Our second tasting is the Fritz-Schmitt Rouge d’Ottrott, a classic, red fruit Pinot Noir, medium-bodied with a hint of smoke. The wine has well-balanced acidity, alcohol, and tannins, and pairs nicely with the semi-hard texture and buttery flavor of Comte cheese. Ottrott, southwest of Strasbourg, is one of the few communes that produces red wine in Alsace. The Fritz-Schmitt winery uses estate-grown, hand harvested grapes. Their reds undergo a second maceration step to extract color and tannins from the skins and are aged in oak for several months.

Gewürztraminer from the Herr winery is saved for last. I had tasted some Gewürztraminer that I’d consider syrup-y sweet, but this one is fruity and full-bodied with aromas and flavors of ripe pear and lychee and an off-dry level of sweetness. Domaine Herr produces a wide range of Alsatian wines including Riesling, Sylvaner, Pinot Blanc, Muscat, and Crémant (sparkling) among others. The estate’s vineyards are spread over four kilometers in the coastal plain. Cultivation in different soils and exposures allows the winemakers to highlight different terroirs for each grape varietal.

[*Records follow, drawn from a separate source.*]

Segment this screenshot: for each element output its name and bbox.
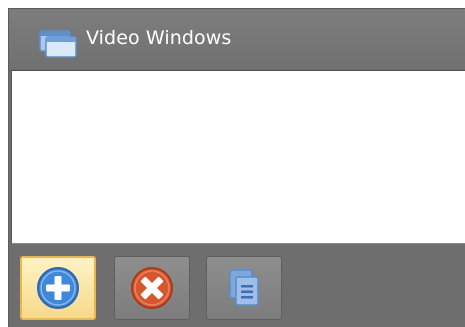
- list-button[interactable]: [206, 256, 282, 320]
- remove-button[interactable]: [114, 256, 190, 320]
- document-list-icon: [229, 269, 259, 306]
- add-button[interactable]: [20, 256, 96, 320]
- panel-toolbar: [9, 244, 465, 327]
- video-windows-list[interactable]: [11, 70, 465, 244]
- plus-circle-icon: [37, 267, 79, 309]
- close-circle-icon: [131, 267, 173, 309]
- video-windows-panel: Video Windows: [8, 8, 465, 327]
- panel-header: Video Windows: [9, 9, 465, 69]
- panel-title: Video Windows: [86, 27, 232, 49]
- folder-windows-icon: [38, 29, 78, 59]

Alsace Wine Region Fun Facts

The Alsace wine region is located between the Vosges Mountains and the Rhine River. The mountains shelter the region creating a cool, dry climate with plenty of sunshine that allows grapes to ripen slowly and produce wines that are fruit-forward with complex aromas and flavors.

Popular Alsatian grape varietals include six white grapes: Riesling, Gewürztraminer, Pinot Blanc, Pinot Gris, Sylvaner, and Muscat, and a single black grape, Pinot Noir. Consequently, 90% of the wines produced are white wines and are not usually aged in oak. The Germanic grape varieties Riesling and Gewürztraminer are produced in a dryer style than their German counterparts and feature bright acidity with floral and peach aromas.

Alsace has three major Appellation d’Origine Contrôlée, or AOCs. The Alsace AOC produces 92% white still wines. Cremant d’Alsace produces sparkling whites and rosés that are made in the traditional method of champagne. Limited special vineyard wines come from the Alsace Grand Cru AOC.